Lower temperature reduces variance in which unsupported answer comes out. It does not make the system any more likely to refuse. To do that, the architecture or training has to introduce a mechanism that treats unsupported-claim emission as a distinct error — and almost everything in the standard pretraining + RLHF pipeline does not.

This is also why "the model sounded sure" carries no evidential weight. Sounding sure is part of language generation; it is the linguistic-confidence axis, not the epistemic-confidence axis. The two axes are often correlated, but their correlation is not enforced anywhere in the architecture, and decorrelation between them is exactly the regime in which hallucinations live.


The shape of the open problem

A hallucination is the expected failure mode of a system with these properties:

  1. Trained primarily to model text likelihood.
  2. Stores knowledge in distributed, entangled representations under superposition.
  3. Resolves generation through soft competition between features in the residual stream.
  4. Has no architectural channel for epistemic abstention separate from token output.
  5. Post-trained to be helpful, often against signals favoring abstention.
  6. Evaluated in settings where guessing is rewarded more often than calibrated uncertainty.

Inside such a system, fluent unsupported claims are not surprising. They are an attractor.

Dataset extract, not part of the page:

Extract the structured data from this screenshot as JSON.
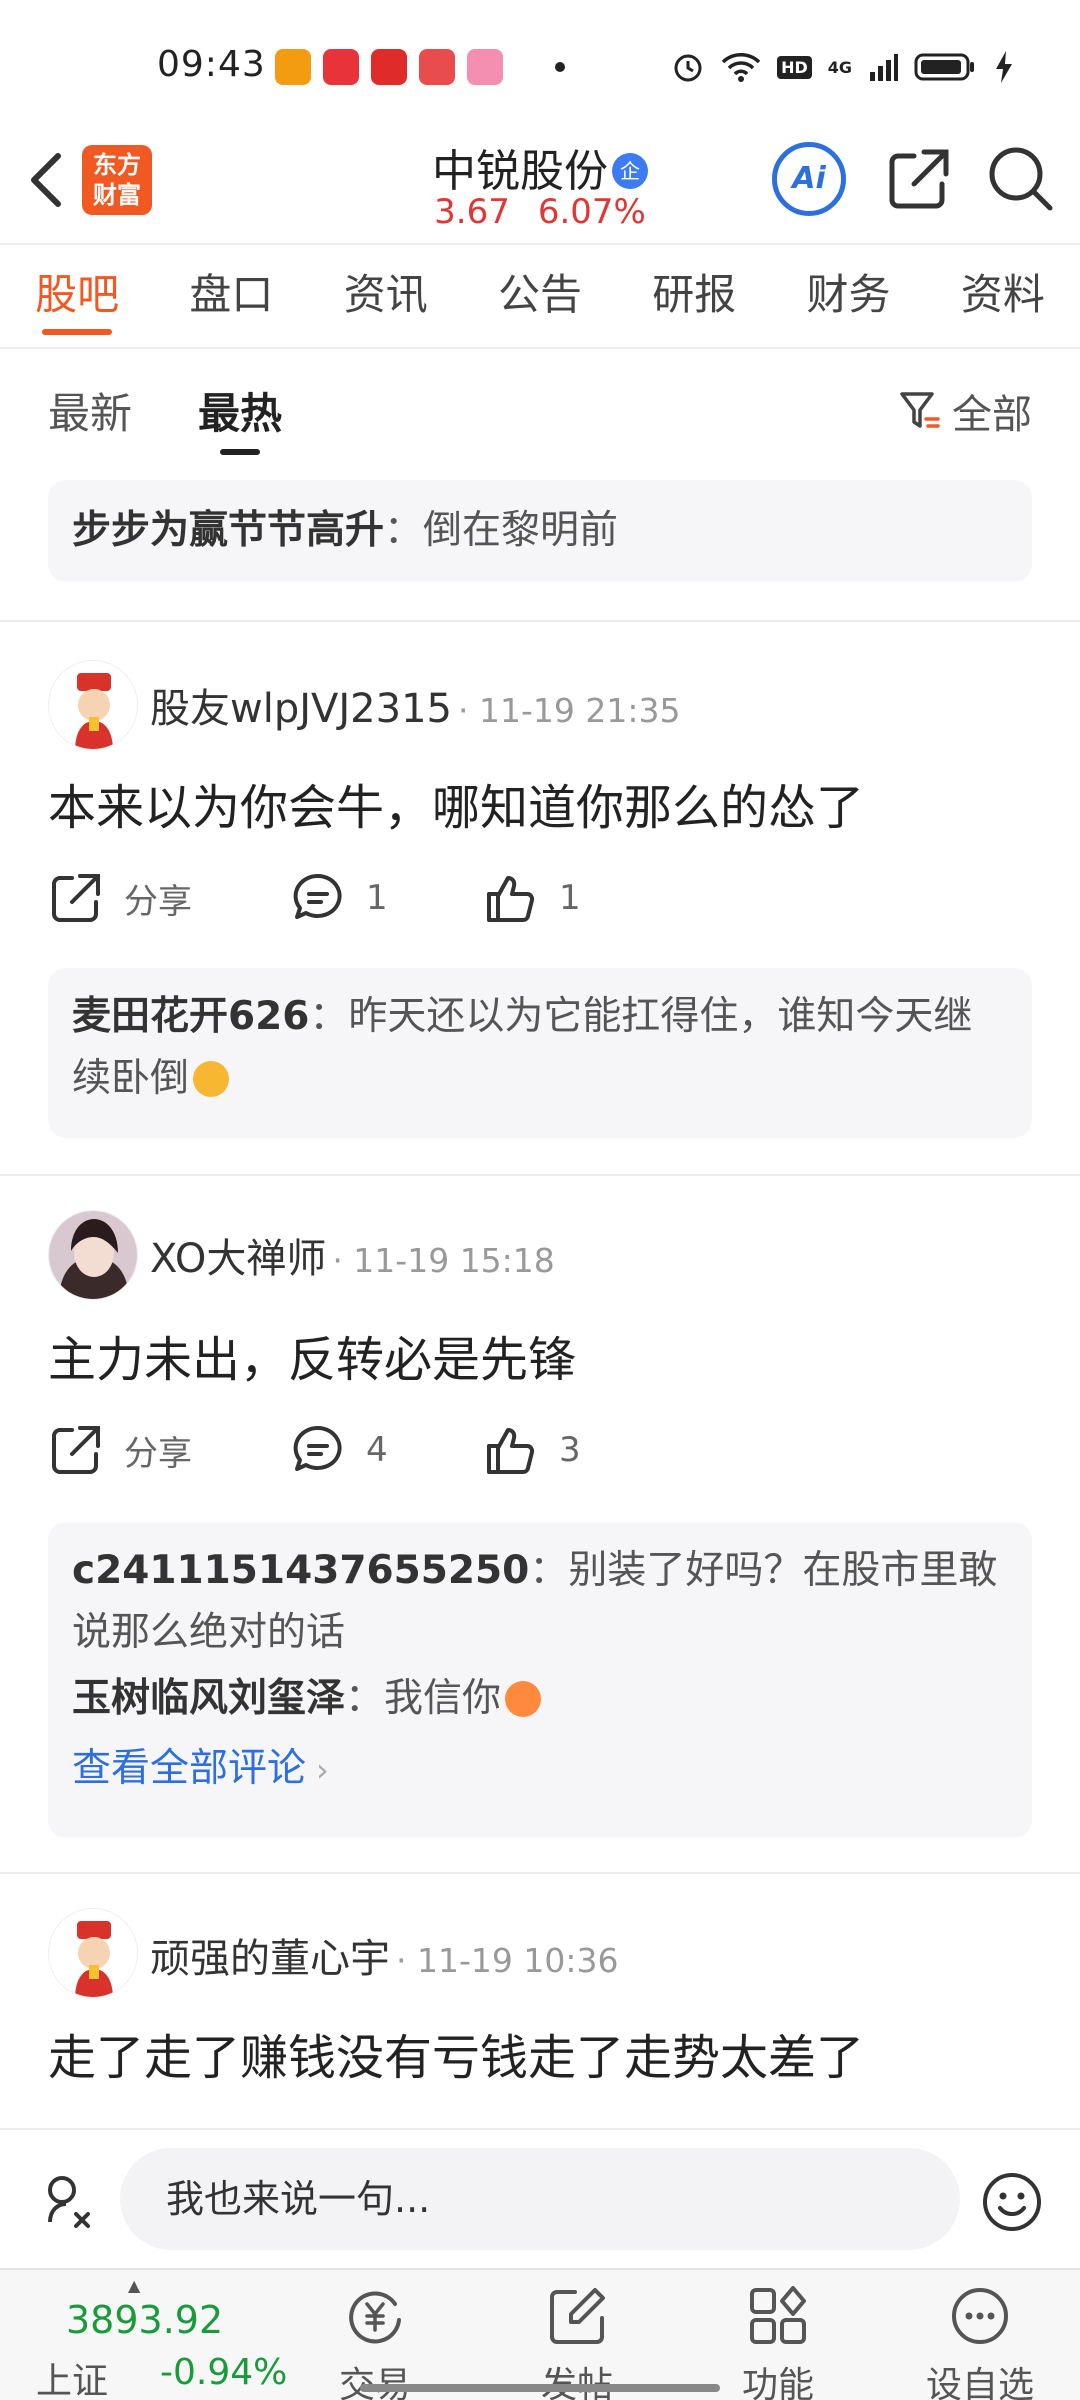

The research direction implied by this account is not "stop hallucinations" — that framing presupposes a problem with a cleanly-defined fix. It is "make epistemic status a first-class variable in the model's computation." Concretely, several lines of active work follow:

  • Latent-knowledge probes wired into output decisions. If internal probes can predict knowing-ness, they can in principle gate or modulate generation rather than living as standalone diagnostics. Selective-prediction frameworks attempt this; the open question is whether the probe signal survives end-to-end training without being absorbed into the policy it is meant to constrain.
  • Training signals at the claim level rather than the token level. Process supervision generalizes the principle. The question is how to scale claim-level factuality signals beyond verifiable-math domains, where ground truth for intermediate steps is hard to obtain.
  • Representation-level interventions. Activation steering for honesty and the refusal-direction line of findings treat behavioral axes as mechanistic directions and manipulate them at inference. The supportedness axis is the natural target — but, as noted, it may not be a single direction. Characterizing the geometry of supportedness is itself a research problem.
  • Inference-time uncertainty extraction. Semantic entropy and related sampling-based methods exploit the fact that uncertainty leaks into behavior even when the architecture has no abstention channel. These are post-hoc; they do not change the model, only what we can read from it.
  • Architectural changes that introduce explicit epistemic state. Separate confidence heads, learned <UNCERTAIN> tokens, retrieval-conditioned generation that abstains when retrieval scores are low, gated generation conditioned on internal calibration probes. These remain speculative but follow the same logic — give the system a first-class place to put "I don't know" that is not just another text behavior competing with plausible completions on the same softmax.

The unifying observation: until something in the architecture or training makes "this claim is unsupported" a distinct, gradient-touchable signal — separable in the residual stream, supervised during training, expressible at the output without competing against helpful-completion priors — hallucination remains the shadow side of the same capability that makes transformers powerful: the ability to continue almost any pattern fluently.